Здесь в коридоре стоял огромный, как шкаф, автомат, выдававший кофе – от эспрессо до капучино. Я скормил шкафу червонец, который он долго переваривал с утробным завыванием, и с привычным удовлетворением нажал кнопку «капучино», хотя рядом с ней значилась цена – 15 рублей. Аппарат вздрогнул, напрягся и все-таки выдал мне стаканчик, в котором поверх кофе плавала шапка белой сливочной пены. Как-то я случайно открыл, что этот шкаф плохо разбирает, сколько денег ему скормили, и с тех пор с тихой радостью пользовался его доверчивостью.

– Эх ты, дурачок, – ласково сказал я, дал ему щелчка в холодный металлический лоб и со стаканчиком капучино поднялся на третий этаж во владения Бегемота.

Симпатичная, тоненькая, как художественная гимнасточка, секретарша – всякий раз при виде ее невольно думалось, что если эта скотина Бегемот заставляет девочку отдаваться ему, то хлеб свой она зарабатывает непосильным трудом, – особо доверительным голосом сообщила, что «он только что про вас спрашивал». То ли я ей нравился, то ли по привычке, она всегда кокетничала со мной напропалую.

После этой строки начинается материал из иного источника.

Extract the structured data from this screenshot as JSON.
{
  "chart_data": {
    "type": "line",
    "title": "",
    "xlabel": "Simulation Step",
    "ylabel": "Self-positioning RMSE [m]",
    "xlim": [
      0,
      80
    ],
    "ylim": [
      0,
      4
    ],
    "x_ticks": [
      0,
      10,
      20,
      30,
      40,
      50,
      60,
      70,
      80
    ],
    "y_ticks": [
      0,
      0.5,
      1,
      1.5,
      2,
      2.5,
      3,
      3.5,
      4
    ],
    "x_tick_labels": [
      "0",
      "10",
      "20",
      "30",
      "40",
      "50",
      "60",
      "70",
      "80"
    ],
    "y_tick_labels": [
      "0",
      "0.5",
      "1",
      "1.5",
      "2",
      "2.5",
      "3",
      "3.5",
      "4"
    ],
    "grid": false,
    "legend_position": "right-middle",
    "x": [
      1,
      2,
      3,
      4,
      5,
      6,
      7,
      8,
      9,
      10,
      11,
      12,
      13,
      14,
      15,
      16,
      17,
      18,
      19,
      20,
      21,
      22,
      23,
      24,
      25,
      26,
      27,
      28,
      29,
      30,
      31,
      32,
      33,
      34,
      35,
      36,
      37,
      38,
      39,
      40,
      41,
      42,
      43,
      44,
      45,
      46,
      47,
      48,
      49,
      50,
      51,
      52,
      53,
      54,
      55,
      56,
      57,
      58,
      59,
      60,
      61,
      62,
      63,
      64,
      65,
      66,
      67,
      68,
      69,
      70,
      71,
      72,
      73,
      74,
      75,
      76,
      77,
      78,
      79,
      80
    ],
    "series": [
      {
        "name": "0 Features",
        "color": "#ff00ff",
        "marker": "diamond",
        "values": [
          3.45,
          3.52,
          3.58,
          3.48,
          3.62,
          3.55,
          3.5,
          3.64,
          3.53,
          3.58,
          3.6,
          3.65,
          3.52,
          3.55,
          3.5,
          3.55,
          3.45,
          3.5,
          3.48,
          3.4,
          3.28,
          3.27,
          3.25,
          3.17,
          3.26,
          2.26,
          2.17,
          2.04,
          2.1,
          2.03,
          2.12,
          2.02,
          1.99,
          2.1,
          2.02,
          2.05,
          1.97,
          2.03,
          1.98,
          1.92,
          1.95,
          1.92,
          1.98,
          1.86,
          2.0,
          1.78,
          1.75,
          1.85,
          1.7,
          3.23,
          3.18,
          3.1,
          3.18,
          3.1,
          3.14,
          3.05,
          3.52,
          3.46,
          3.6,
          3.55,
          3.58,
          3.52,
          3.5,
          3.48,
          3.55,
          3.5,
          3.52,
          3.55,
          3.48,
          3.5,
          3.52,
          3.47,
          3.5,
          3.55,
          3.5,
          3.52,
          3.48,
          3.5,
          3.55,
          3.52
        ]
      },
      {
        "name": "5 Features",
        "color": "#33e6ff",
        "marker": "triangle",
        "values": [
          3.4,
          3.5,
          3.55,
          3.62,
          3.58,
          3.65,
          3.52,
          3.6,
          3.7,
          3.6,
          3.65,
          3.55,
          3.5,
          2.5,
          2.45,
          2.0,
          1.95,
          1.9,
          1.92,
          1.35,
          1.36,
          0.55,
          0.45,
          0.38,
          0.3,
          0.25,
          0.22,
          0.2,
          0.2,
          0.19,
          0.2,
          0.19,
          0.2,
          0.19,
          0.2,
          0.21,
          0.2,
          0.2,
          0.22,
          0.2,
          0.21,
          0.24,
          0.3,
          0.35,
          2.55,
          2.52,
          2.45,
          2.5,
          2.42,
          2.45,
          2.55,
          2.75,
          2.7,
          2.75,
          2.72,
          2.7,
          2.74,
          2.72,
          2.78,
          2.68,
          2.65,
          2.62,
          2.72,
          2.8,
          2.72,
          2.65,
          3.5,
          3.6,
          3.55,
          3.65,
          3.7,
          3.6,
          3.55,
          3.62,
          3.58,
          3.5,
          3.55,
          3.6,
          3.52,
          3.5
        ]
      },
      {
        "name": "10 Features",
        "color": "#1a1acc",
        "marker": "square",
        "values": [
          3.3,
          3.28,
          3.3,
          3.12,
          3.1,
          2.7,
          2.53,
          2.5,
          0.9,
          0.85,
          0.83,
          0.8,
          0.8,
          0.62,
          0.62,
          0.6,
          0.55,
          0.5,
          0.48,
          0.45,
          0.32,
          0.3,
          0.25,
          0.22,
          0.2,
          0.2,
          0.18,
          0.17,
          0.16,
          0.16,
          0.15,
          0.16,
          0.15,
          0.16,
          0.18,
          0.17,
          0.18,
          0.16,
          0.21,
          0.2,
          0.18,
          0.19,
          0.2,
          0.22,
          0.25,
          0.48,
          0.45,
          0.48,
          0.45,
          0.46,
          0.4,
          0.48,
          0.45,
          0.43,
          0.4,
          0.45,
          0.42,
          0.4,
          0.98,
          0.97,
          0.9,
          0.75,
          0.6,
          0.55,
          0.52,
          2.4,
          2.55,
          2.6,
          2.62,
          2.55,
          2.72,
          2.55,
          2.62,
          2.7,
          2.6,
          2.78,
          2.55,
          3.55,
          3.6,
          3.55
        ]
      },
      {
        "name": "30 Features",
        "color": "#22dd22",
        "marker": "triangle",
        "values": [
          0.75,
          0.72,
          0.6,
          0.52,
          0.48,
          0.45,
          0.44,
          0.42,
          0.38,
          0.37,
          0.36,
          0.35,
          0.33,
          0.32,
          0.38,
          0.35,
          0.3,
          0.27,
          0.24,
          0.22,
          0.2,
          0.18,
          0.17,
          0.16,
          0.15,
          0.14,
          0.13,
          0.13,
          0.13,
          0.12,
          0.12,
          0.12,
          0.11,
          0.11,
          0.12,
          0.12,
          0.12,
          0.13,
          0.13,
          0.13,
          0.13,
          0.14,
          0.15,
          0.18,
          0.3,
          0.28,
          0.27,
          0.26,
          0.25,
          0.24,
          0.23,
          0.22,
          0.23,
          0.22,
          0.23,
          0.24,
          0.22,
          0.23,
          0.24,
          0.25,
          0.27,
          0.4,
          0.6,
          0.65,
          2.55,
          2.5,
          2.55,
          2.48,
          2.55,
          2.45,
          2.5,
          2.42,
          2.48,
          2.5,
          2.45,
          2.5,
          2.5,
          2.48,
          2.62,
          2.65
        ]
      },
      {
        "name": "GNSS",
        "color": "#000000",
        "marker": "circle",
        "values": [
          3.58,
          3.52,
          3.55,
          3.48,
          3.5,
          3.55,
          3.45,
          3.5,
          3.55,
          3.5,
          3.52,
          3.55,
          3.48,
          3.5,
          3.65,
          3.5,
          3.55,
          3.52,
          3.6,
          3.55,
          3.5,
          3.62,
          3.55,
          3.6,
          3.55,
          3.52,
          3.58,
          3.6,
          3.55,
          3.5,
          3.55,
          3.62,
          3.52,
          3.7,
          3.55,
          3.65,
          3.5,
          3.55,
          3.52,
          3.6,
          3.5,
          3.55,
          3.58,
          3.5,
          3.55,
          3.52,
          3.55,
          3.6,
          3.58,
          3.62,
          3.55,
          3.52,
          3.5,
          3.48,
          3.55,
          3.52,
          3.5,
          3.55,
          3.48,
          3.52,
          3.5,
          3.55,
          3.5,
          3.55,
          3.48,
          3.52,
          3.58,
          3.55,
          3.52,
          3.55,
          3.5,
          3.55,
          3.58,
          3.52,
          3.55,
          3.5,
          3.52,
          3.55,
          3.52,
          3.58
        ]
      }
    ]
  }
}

Но я никак не реагировал, потому как чувствовал себя рядом с ней настоящим «папиком», и подозревал, что и она так считает про себя. А кокетничает на всякий случай, сразу сообразив своим быстрым умишком, что Бегемот относится ко мне не так скотски, как к другим сотрудникам своего богоугодного заведения.

У девушки были широко расставленные глаза – верный признак того, что пусть умишко у нее и небольшой, но холодный и расчетливый, а ценит она только то, что можно использовать практически.

Несколько лет назад, когда Бегемот вдруг, к моему изумлению, оказался главным редактором журнала, он при первой же нашей встрече сообщил, что у него две бухгалтерши и обе главные. Понятно, мне надо было тут же спросить его, зачем ему две бухгалтерши и обе главные. Я спросил. Бегемот радостно затрясся, заклекотал, задыхаясь от смеха, и сообщил: «А я с одной живу, а с другой…» Он сделал паузу, мутные глазки его выпучились, как у настоящего бегемота, и, помирая от довольства собой, он закончил: «А с другой… тоже живу!»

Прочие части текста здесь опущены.